Tokyo: Japan’s Finance Minister Taro Aso has reluctantly apologised for saying childless people are to blame for the country’s rising social security costs and its aging and declining population. “If it made some people feel uncomfortable, I apologise,” Aso said Tuesday after drawing complaints over a comment he made during the weekend at a seminar in Fukuoka, his constituency in southwestern Japan.
The gaffe-prone Aso, a 78-year-old former prime minister, is among conservative lawmakers in Prime Minister Shinzo Abe’s government who have at times blamed the elderly or childless for long-term demographic trends. “There are lots of strange people who say the elderly people are to blame, but that is wrong. The problem is those who don’t have children,” he told the audience.
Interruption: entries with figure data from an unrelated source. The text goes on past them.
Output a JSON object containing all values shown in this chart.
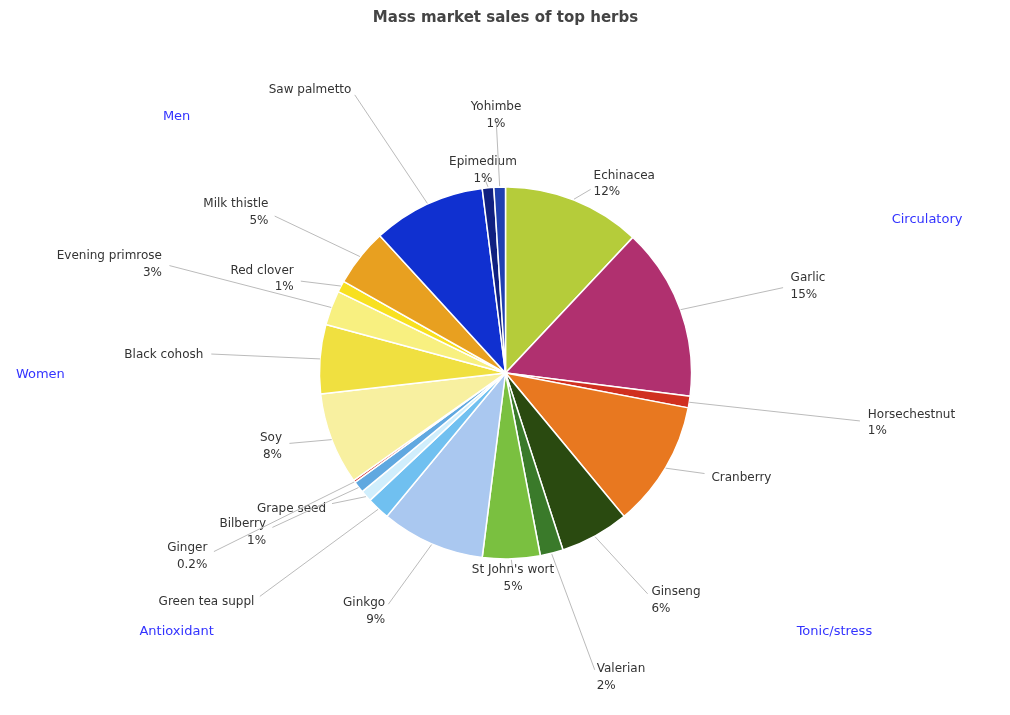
{
  "chart_data": {
    "type": "pie",
    "title": "Mass market sales of top herbs",
    "categories": [
      "Echinacea",
      "Garlic",
      "Horsechestnut",
      "Cranberry",
      "Ginseng",
      "Valerian",
      "St John's wort",
      "Ginkgo",
      "Green tea suppl",
      "Grape seed",
      "Bilberry",
      "Ginger",
      "Soy",
      "Black cohosh",
      "Evening primrose",
      "Red clover",
      "Milk thistle",
      "Saw palmetto",
      "Epimedium",
      "Yohimbe"
    ],
    "values": [
      12,
      15,
      1,
      11,
      6,
      2,
      5,
      9,
      2,
      1,
      1,
      0.2,
      8,
      6,
      3,
      1,
      5,
      9.8,
      1,
      1
    ],
    "value_labels": [
      "12%",
      "15%",
      "1%",
      null,
      "6%",
      "2%",
      "5%",
      "9%",
      null,
      null,
      "1%",
      "0.2%",
      "8%",
      null,
      "3%",
      "1%",
      "5%",
      null,
      "1%",
      "1%"
    ],
    "colors": [
      "#b5cc3a",
      "#b0306f",
      "#d03020",
      "#e87820",
      "#2a4a10",
      "#3a7a2a",
      "#7ac040",
      "#aac8f0",
      "#70c0f0",
      "#d0eefc",
      "#60a8e0",
      "#d02020",
      "#f8f0a0",
      "#f0e040",
      "#f8f080",
      "#f8e020",
      "#e8a020",
      "#1030d0",
      "#102080",
      "#2040b0"
    ],
    "annotations": [
      "Men",
      "Circulatory",
      "Tonic/stress",
      "Antioxidant",
      "Women"
    ]
  }
}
The comment was nearly the same as one he made in 2014 that also drew criticism.According to the latest govt statistics, the number of births in 2018 fell to 921,000, the lowest since Japan began recording such statistics in 1899. Japan’s total population fell by 448,000 people, a record decline, to 126 million. It is forecast to fall below 100 million by 2050, barring a huge influx of immigrants.Abe himself has no children. He has acknowledged that lack of access to affordable child care, excessively long working hours, elder care and other realities of life, especially in Japan’s biggest cities, are major factors behind the country’s low birthrate.